Second Billabong Buyer Withdraws

Second Billabong Buyer Withdraws

Billabong News

With one rumoured unsuccessful takeover bid on the table Billabong has been dealt another blow with the second private equity firm looking to make a takeover bid for Billabong withdrawing its bid. This departure from the negotiation by a second company undeniably puts pressure on the brand's retailer's shares.

Billabong has been attracting attention from buyout groups following a 38 per cent fall in its share price in the past year as it cut earnings and sold new stock to reduce debt.

The surf wear company announced on September 6 it had received a second takeover offer from an unspecified private equity firm rumoured to be Bain Capital, just weeks after another private equity firm, TPG made an offer. Both proposals valued Billabong at $694.5 million, or $1.45 per share.

Billabong's shares slumped as much as 6.9 per cent after coming out of a recent trading halt and were recently trading at $1.335, down 11 cents, or 7.6 per cent. This is lower than the value of both the takeover offers.
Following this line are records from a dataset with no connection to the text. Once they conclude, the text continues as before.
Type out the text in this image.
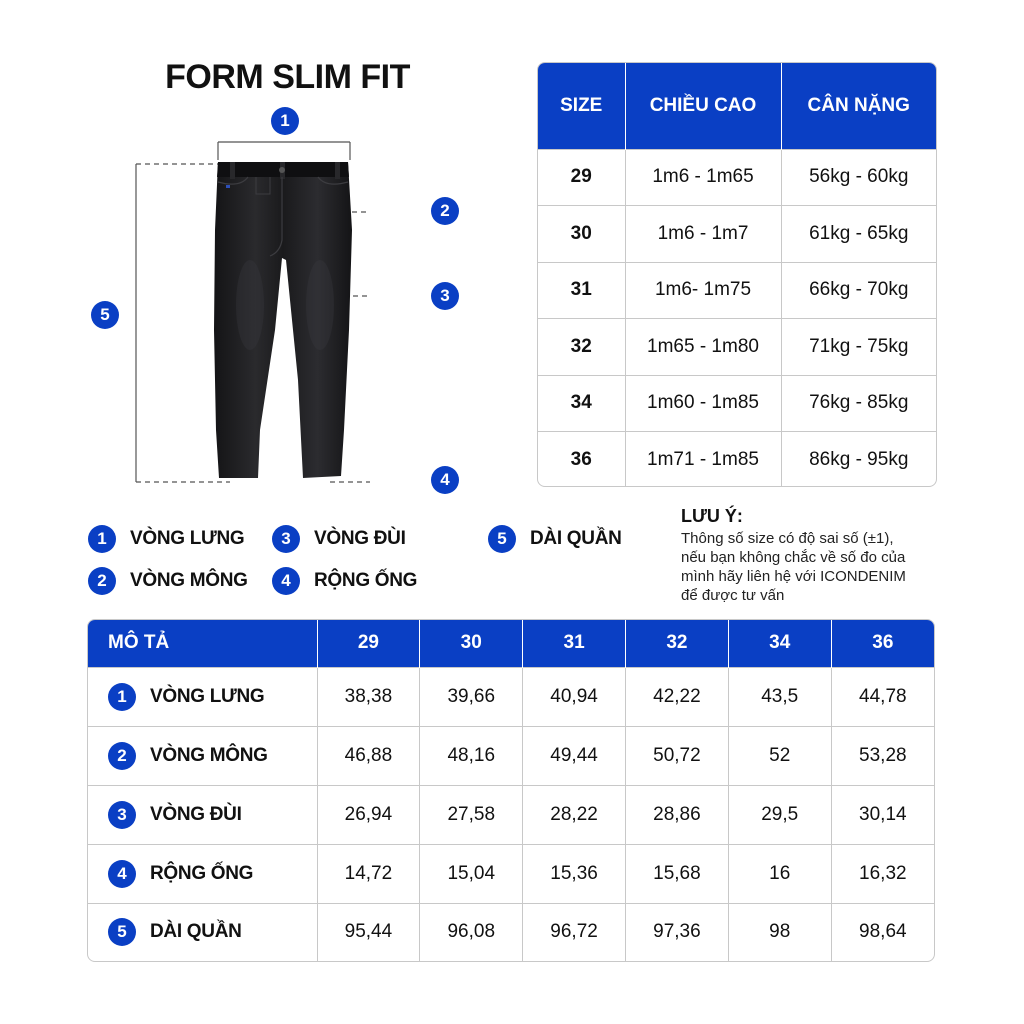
FORM SLIM FIT
1
2
3
4
5
SIZE	CHIỀU CAO	CÂN NẶNG
29	1m6 - 1m65	56kg - 60kg
30	1m6 - 1m7	61kg - 65kg
31	1m6- 1m75	66kg - 70kg
32	1m65 - 1m80	71kg - 75kg
34	1m60 - 1m85	76kg - 85kg
36	1m71 - 1m85	86kg - 95kg
1	VÒNG LƯNG
2	VÒNG MÔNG
3	VÒNG ĐÙI
4	RỘNG ỐNG
5	DÀI QUẦN
LƯU Ý:
Thông số size có độ sai số (±1),
nếu bạn không chắc về số đo của
mình hãy liên hệ với ICONDENIM
để được tư vấn
MÔ TẢ	29	30	31	32	34	36

1 VÒNG LƯNG	38,38	39,66	40,94	42,22	43,5	44,78

2 VÒNG MÔNG	46,88	48,16	49,44	50,72	52	53,28

3 VÒNG ĐÙI	26,94	27,58	28,22	28,86	29,5	30,14

4 RỘNG ỐNG	14,72	15,04	15,36	15,68	16	16,32

5 DÀI QUẦN	95,44	96,08	96,72	97,36	98	98,64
IG Markets analyst Cameron Peacock said the share price drop indicated shareholders were disappointed the second takeover offer had been pulled off the table. ''They are a struggling retailer,'' he said. ''As a shareholder the only reason you would have been comfortable holding this stock was because it was under takeover offer. ''I'm surprised it is only down seven per cent.''

The retailer had said both offers failed to reflect the core values of the organisation, but had begun a formal process to assess whether a higher takeover offer could be secured. TPG apparently remains in discussions with Billabong although this cannot be confirmed.

''The board of Billabong reiterates there is no guarantee that, following this formal process, a transaction will be agreed or that the board will recommend any proposal,'' the company said.

Last month, the company posted a $276 million net loss, its first since listing in 2000, and wrote off 42 per cent of the value of its namesake label. This was attributed to a consumer slowdown in Australia forced it to sell stock at a loss to clear inventory and close stores.

"Billabong is an Australian English word meaning a small lake."